Where a man’s interest lies there also is his piety...
In piety towards the gods, I would have you know, the chief element is this, to have right opinions about them—as existing and as administering the universe well and justly—and to have set yourself to obey them and to submit to everything that happens, and to follow it voluntarily, in the belief that it is being fulfilled by the highest intelligence. For if you act in this way, you will never blame the gods, nor find fault with them for neglecting you.
This mirrors the twofold cognitive conceptualization of Stoic ethics attributed to Chrysippus, who said that it consists of one judgment regarding events and another about appropriate action in response to them.
But this result cannot be secured in any other way than by withdrawing your idea of the good and the evil from the things which are not under our control, and placing it in those which are under our control, and in those alone. Because, if you think any of those former things to be good or evil, then, when you fail to get what you want and fall into what you do not want, it is altogether inevitable that you will blame and hate those who are responsible for these results.
We are bound to feel frustrated eventually when we invest absolute intrinsic value in external outcomes, rather than in our own ruling faculty, because external events are not up to us. We doom ourselves to become resentful and angry toward the universe, unless we view external events lightly.
For this is the nature of every living creature, to flee from and to turn aside from the things that appear harmful, and all that produces them, and to pursue after and to admire the things that are helpful, and all that produces them. Therefore, it is impossible for a man who thinks that he is being hurt to take pleasure in that which he thinks is hurting him, just as it is also impossible for him to take pleasure in the hurt itself.
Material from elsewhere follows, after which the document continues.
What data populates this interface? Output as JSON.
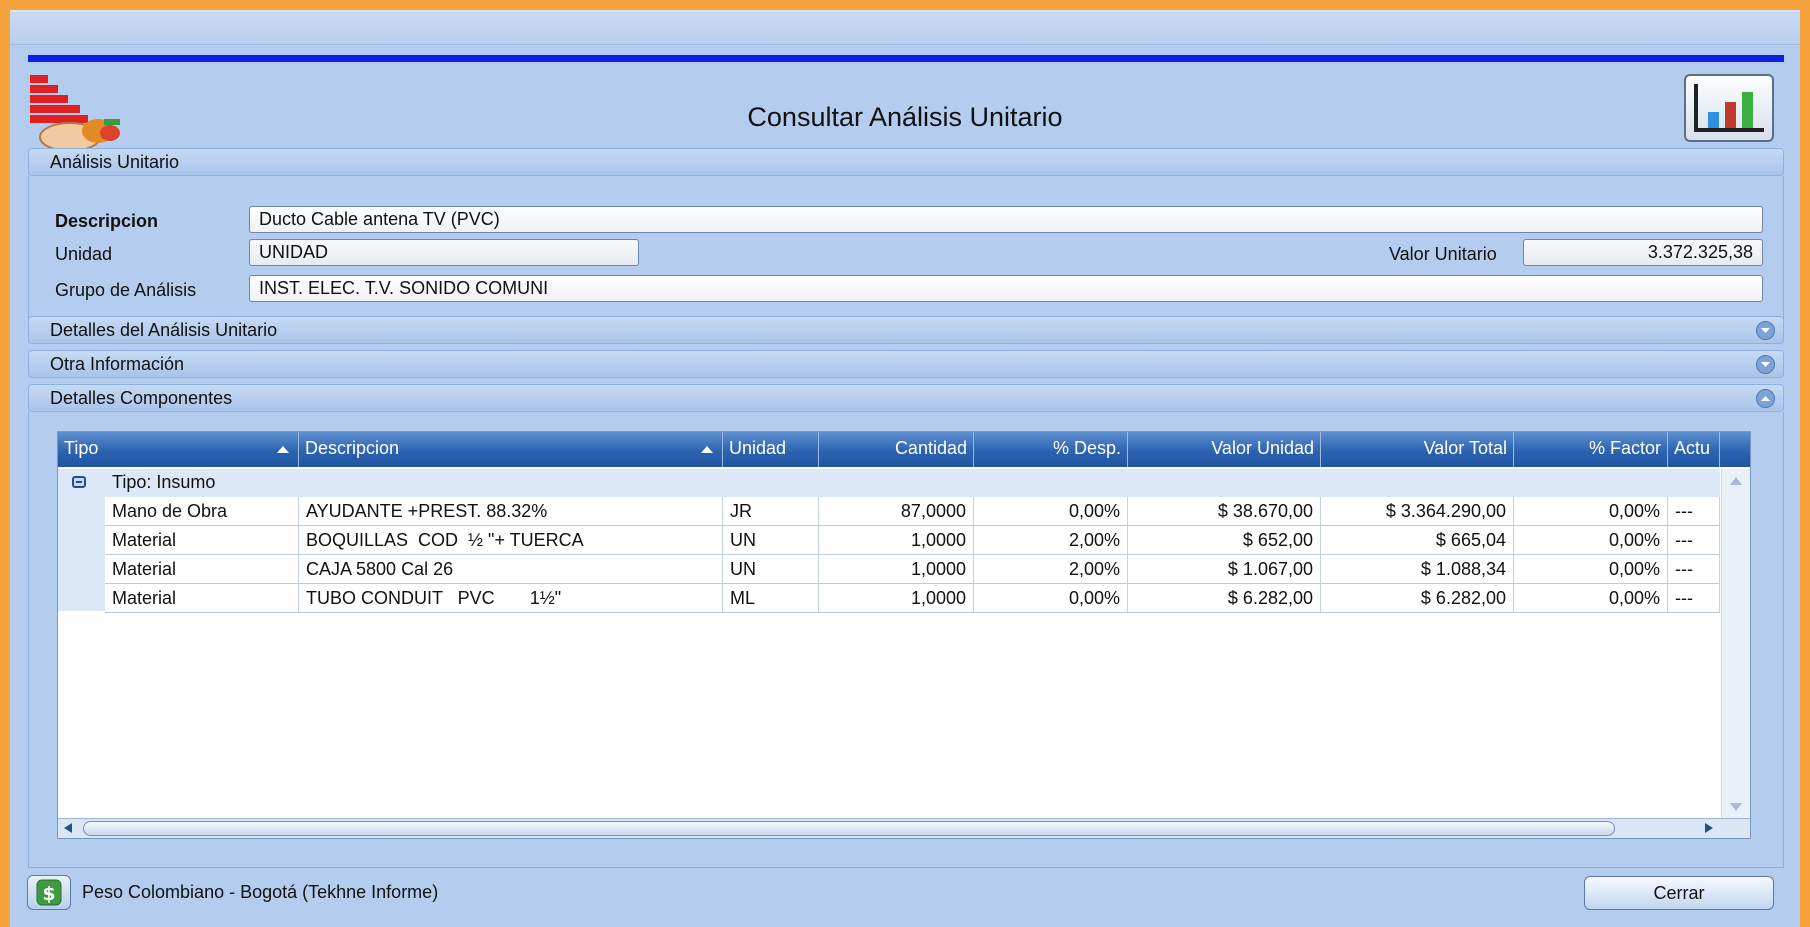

Hence it follows that even a father is reviled by a son when he does not give his child some share in the things that seem to be good; and this it was which made Polyneices and Eteocles enemies of one another, the thought that the royal power was a good thing.
How could we not hate the gods, or hate the universe, as long as we invest absolute value in things that are bound to be denied us eventually?
That is why the farmer reviles the gods, and so also the sailor, and the merchant, and those who have lost their wives and their children. For where a man’s interest lies, there is also his piety. Wherefore, whoever is careful to exercise desire and aversion as he should, is at the same time careful also about piety. But it is always appropriate to make libations, and sacrifices, and to give of the first fruits after the manner of our fathers, and to do all this with purity, and not in a slovenly or careless fashion, nor, indeed, in a niggardly way, nor yet beyond our means.
Epictetus could also have said that we naturally focus our attention where our interests are invested, or threatened. So we live outside of ourselves, insofar as we confuse our good with external events.